Suzie Rikkers paced the sidewalk in front of the federal courthouse and smoked and chafed at the wait. She was very big on payback. As a little kid she’d watched her dad knock her mom and her older brother and sister around. A lot. She’d learned to hide whenever the rough voice and the boozy odor announced that her daddy was home. He hadn’t hit her much, mostly because by the time she grew too big to hide under the bathroom sink her sister had taken an apartment of her own. Left home and taken her brother and sister with her. Tried to take their mom too, but the woman wouldn’t come. Suzie had been very glad about that. As far as her eight-year-old mind was concerned, her mom was as much to blame as her dad, since she’d never managed to stop the bad times herself.
Suzie carried that load of early hate with her always.

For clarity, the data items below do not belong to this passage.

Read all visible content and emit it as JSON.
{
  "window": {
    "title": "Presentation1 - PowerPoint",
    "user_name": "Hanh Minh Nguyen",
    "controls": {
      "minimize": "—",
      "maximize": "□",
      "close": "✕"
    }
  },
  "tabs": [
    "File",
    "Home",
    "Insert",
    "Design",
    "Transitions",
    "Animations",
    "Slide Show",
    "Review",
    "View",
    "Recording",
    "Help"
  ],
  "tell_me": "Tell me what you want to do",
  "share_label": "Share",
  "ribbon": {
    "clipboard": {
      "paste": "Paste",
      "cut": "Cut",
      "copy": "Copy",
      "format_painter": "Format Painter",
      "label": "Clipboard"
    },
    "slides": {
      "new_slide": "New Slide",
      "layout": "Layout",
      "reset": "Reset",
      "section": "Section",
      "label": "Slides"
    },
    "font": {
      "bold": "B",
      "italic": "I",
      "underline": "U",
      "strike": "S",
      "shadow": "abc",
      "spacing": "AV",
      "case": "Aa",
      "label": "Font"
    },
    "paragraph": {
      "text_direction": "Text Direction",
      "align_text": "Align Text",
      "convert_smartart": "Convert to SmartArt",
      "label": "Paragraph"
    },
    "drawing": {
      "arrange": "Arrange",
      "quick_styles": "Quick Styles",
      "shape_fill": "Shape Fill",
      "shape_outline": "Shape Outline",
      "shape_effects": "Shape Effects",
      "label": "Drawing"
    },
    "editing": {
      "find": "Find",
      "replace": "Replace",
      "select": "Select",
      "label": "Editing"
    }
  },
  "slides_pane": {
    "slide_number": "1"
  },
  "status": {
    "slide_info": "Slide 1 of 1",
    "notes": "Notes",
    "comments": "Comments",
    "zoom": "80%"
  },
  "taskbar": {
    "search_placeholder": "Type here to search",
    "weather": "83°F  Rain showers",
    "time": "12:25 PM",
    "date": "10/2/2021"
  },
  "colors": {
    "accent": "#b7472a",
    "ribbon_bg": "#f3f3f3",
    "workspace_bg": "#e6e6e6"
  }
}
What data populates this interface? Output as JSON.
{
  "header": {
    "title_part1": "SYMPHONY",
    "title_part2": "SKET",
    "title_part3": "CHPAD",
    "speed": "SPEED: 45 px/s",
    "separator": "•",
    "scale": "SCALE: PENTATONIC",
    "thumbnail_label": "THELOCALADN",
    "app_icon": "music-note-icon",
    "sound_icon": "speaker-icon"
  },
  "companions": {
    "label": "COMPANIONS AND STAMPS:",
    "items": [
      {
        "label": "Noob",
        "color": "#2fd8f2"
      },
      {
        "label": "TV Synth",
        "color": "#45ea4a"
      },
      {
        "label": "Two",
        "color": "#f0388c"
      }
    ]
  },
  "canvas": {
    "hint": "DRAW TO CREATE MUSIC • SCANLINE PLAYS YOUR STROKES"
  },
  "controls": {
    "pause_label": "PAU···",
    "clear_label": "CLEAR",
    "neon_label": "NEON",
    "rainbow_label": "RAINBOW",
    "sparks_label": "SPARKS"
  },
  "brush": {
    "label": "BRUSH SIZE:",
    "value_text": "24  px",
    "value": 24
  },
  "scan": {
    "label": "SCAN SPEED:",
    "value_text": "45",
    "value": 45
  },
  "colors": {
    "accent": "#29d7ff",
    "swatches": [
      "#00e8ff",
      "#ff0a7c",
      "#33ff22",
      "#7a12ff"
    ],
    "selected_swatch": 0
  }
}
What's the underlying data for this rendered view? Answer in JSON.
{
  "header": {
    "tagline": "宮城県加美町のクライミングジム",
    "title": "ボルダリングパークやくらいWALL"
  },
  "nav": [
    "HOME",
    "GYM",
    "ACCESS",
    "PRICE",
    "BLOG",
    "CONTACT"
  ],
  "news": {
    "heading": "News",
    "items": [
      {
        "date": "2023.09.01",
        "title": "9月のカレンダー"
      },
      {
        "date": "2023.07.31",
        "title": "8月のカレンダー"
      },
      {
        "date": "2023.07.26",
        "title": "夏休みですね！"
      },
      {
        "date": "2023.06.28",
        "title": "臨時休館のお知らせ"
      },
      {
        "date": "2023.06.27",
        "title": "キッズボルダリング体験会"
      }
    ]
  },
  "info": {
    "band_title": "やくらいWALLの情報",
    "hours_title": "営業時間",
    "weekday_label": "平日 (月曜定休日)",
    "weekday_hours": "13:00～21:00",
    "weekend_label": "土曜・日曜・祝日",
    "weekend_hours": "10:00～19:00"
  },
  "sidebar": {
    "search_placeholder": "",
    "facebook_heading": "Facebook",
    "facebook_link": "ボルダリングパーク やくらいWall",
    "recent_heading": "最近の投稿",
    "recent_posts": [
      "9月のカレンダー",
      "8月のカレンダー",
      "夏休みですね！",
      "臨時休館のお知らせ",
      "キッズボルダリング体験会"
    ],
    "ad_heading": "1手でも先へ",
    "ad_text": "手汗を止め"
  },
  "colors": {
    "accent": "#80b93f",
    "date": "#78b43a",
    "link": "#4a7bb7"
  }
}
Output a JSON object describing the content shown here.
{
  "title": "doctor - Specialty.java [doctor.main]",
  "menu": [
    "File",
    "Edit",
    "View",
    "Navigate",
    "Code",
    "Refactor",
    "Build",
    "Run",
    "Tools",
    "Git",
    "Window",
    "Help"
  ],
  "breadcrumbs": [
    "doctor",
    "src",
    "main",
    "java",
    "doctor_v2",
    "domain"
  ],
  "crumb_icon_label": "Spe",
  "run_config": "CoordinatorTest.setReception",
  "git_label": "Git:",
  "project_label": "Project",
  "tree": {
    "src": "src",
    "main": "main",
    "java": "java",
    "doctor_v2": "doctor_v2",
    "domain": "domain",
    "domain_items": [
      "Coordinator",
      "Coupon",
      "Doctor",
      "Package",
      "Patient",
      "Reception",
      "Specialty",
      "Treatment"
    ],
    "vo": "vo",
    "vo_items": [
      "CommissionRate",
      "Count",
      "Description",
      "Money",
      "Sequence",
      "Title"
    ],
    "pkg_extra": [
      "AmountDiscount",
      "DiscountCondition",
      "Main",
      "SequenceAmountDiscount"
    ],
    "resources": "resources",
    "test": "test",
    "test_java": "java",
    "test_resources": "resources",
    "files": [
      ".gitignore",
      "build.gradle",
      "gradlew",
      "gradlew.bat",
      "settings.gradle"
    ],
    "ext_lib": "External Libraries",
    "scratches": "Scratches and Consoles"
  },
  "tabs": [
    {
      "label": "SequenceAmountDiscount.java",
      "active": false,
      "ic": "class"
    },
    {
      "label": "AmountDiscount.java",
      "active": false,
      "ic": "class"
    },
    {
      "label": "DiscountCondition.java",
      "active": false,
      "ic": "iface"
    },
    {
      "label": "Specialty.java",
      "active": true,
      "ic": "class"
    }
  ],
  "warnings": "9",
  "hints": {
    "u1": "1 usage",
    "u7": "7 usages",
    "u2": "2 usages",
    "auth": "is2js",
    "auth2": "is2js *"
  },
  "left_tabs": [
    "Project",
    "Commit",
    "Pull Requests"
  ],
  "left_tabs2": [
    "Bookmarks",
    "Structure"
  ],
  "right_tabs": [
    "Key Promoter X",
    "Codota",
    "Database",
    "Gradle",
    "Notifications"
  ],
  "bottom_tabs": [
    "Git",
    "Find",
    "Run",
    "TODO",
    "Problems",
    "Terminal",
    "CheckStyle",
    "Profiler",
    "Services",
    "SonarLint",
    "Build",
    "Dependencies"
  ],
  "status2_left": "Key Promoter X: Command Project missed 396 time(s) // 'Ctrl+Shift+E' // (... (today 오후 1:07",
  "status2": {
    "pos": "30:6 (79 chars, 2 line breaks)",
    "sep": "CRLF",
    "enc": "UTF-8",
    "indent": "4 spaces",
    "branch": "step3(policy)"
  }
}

She had earned it. It was hers to wield. Anybody who stood in her way got chopped off at the knees. Especially men. Suzie Rikkers loved nothing better than taking down some smug self-righteous pea-brain who assumed because she was small and fine-boned she was an easy target. Apply the scalpel judiciously, that was her motto. Teach them to sing in a higher key.
The unquenchable lust for vengeance served her well in court. Suzie Rikkers entered the courtroom as she would a battlefield. There was nothing she liked more than legal assault. But her attitude created difficulties elsewhere. Especially inside the firm. The secretaries and paralegals were terrified of her. No problem there. They couldn’t do a thing except refuse to work with her. The problem area was the partners. They expected a little bowing and scraping. Even the two women partners. But the only partner who had ever dared attack her directly was Marcus Glenwood. The name alone was enough to frame her vision with fire. Marcus Glenwood had twice used the semiannual partners’ meeting to lodge official requests to have her fired. Marcus Glenwood had called her an affront to the legal establishment, a walking time bomb who someday would explode and splatter them all with neurotic garbage. Logan had shown her the minutes of those meetings.